Before Lipsky answered the police dispatch, Eli stopped him. “I know where he’s going.”
CHAPTER SEVENTY-ONE
Liza began to fight him, her fingernails scrapping five lines of flesh from the side of his neck. The Organist hit her hard in the face and she fell against the concrete platform. From his pocket he removed the syringe of drugs Cate had stolen from her clinic. He stabbed it into Liza’s thigh and depressed the plunger, delivering the full load of strong sedative. She continued to kick at him for a couple of minutes. He held her down until the horse-dose of medicine kicked in, and she became flaccid and unconscious.
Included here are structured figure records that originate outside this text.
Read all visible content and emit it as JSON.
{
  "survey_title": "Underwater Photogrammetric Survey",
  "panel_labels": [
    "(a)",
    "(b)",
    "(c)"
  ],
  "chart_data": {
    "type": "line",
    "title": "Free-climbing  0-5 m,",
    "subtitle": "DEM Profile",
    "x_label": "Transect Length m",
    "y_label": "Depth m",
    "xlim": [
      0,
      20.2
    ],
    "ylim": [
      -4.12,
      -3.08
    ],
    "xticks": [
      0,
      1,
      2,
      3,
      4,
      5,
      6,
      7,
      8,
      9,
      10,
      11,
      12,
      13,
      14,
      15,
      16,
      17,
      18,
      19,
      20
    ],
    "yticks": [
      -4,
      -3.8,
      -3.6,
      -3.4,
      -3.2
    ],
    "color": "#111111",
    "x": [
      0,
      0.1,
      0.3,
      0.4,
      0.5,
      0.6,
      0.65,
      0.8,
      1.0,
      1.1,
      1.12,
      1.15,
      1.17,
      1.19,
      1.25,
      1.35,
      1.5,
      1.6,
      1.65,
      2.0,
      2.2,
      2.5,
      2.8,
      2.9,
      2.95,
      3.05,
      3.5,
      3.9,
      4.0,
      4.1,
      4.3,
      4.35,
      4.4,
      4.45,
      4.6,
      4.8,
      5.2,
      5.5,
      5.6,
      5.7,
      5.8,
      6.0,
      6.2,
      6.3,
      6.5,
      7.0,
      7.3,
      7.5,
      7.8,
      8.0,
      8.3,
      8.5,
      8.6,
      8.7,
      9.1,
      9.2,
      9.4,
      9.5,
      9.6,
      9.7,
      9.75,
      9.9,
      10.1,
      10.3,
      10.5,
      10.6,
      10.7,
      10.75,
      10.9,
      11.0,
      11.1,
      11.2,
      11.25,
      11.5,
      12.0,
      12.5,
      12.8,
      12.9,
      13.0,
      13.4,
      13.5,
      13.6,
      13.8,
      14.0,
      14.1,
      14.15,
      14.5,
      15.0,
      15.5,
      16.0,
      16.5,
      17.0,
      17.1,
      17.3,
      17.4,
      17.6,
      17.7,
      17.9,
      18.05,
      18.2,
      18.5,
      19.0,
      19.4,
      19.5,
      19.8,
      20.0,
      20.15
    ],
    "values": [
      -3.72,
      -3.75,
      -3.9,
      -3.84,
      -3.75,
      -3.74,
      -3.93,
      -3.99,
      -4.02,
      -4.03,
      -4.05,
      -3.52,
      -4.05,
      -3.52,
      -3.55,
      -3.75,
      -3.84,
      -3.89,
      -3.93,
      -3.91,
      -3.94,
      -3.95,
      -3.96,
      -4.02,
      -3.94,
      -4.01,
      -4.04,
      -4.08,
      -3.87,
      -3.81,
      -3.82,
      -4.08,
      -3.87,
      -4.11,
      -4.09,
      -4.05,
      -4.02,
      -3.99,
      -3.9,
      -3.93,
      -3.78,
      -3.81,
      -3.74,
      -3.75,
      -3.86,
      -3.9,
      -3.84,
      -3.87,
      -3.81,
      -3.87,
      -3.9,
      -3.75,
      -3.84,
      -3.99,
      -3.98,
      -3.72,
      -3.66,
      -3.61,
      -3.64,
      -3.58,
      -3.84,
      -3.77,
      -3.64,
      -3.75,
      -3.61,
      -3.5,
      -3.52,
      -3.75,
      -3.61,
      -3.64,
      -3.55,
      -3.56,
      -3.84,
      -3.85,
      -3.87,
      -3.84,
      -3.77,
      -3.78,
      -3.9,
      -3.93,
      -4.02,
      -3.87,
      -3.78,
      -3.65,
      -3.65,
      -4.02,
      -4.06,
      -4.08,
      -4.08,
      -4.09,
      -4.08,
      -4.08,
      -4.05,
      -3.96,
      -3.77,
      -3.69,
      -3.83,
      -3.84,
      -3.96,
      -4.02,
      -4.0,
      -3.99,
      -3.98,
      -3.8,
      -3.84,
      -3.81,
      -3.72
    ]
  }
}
The Organist had told the men from Cate’s clinic they were getting paid to be in a movie scene. So-called extras. He needed them for thirty minutes, no longer. He would then give each of them cash and enough liquor for a week—or at least a night. He had given Foster a cell phone so he could communicate with the men before he arrived. Foster answered after the first ring.
“Tell them to stand by the columns and keep their places.”
A full moon reflected off the Corinthian columns and white cement steps. It cast a pleasant light. Even so, the Organist had given Joey the Flicker a two-million-candle-watt lamp, which sat at the edge of the platform and lit the place like a real movie set.